Padrone della tecnica cinematografica, Rossi la trasfonde nella sua scrittura: il montaggio
delle dieci sequenze narrative non rispetta l’ordine cronologico della vicenda, ma si
alternano le storie dei diversi personaggi. I fili della narrazione sono interrotti e poi ripresi –
inserendo anticipazioni ed “esche” – creando un effetto di suspense. Il racconto si apre e
si chiude con una sensazione fastidiosa di torpore, di sonnolenza: il tempo è l’imperfetto,
la forma verbale del sogno. L’autore rappresenta la prima e l’ultima sequenza attraverso la
“scena” in presa diretta; nelle sequenze tra la seconda e la nona, invece, privilegia l’uso
dell’analessi, inserendo un lungo flashback ( “e fu il silenzio che si caricava di ricordo”).
L’intreccio è di per sé scarno, ciò che conta è il lavoro di scavo interiore che il narratore
compie. L’incipit “Indossava…”, che si ripete ben quattro volte all’inizio del racconto e di
altre sequenze salienti, descrive con minuzia gli abiti di altrettanti personaggi,
sottolineando un movimento di spoglio della soggettività: dall’esteriorità delle vesti alla
nudità dell’anima. Ma se l’ultima sequenza inizia proprio con “Indos-sava…”, quell’incipit è
presto scardinato da un “Già, che cosa indossava?”: il meccanismo narrativo s’inceppa,
perché le apparenze sono diventate irrilevanti. Il lettore si aspetterebbe a questo punto un
incontro chiarificatore, ma, nello scioglimento, le attese sono disilluse: i figli si sono dovuti
arrendere di fronte ad una porta chiusa, segno di un amore inespresso, “disperato”.
Medarda non ha voluto incontrarli: è sfuggita a quell’appuntamento che “nient’altro
avrebbe potuto ottenere se non ferirla”. A costo di rinunciare agli affetti, la donna si è tirata
fuori dall’avvilente, colpevole concetto di “errore” (“Senza volerlo, Medarda aveva preso ad
esaminare la propria storia di donna e di moglie, di madre e di puttana. Ma nemmeno si
domandava dove fosse l’errore”).

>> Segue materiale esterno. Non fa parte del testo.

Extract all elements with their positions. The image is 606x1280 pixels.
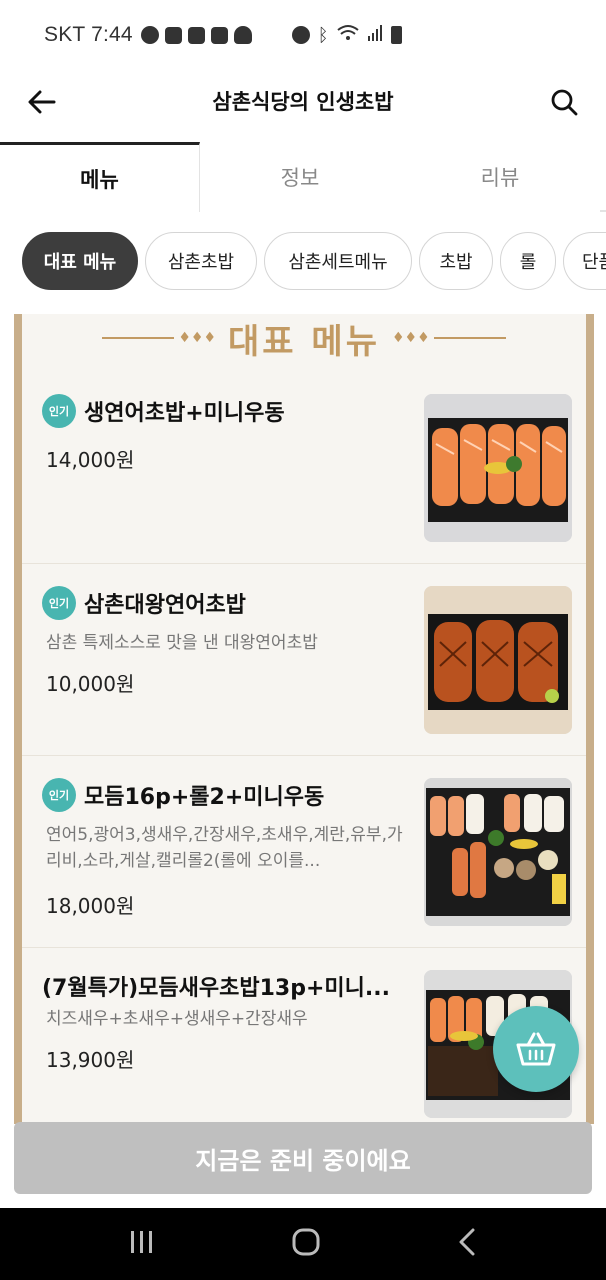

Rintanata in una zona franca, ella sceglie un nuovo,
agognato silenzio.
Riafferrando le redini della sua vita, anche Medarda entra così nella schiera di quelli che
Gian Pietro Testa ha definito “mitici silenziosi antieroi di un mondo sbagliato”, “accorati
attori di una silenziosa rivoluzione dei mansueti contro la prepotenza”.
Rossi sa esprimerlo con un’immagine delicata, poetica: “Medarda desiderò per sé un
bicchiere di cristallo, pieno d’acqua, e sperò che nell’acqua galleggiasse per lei, per lei
sola, un cubetto di ghiaccio e le parve di sentir tintinnare il cristallo”.
In quel bicchiere d’acqua, in quel sublime tintinnìo, riluce un inconfessato desiderio di
purezza, di umana dignità.
“Ai figli” Medarda consegna infine la sua spinosa lezione: la pienezza, la libertà, la
caparbietà del suo vivere. O, perlomeno, del suo sopravvivere.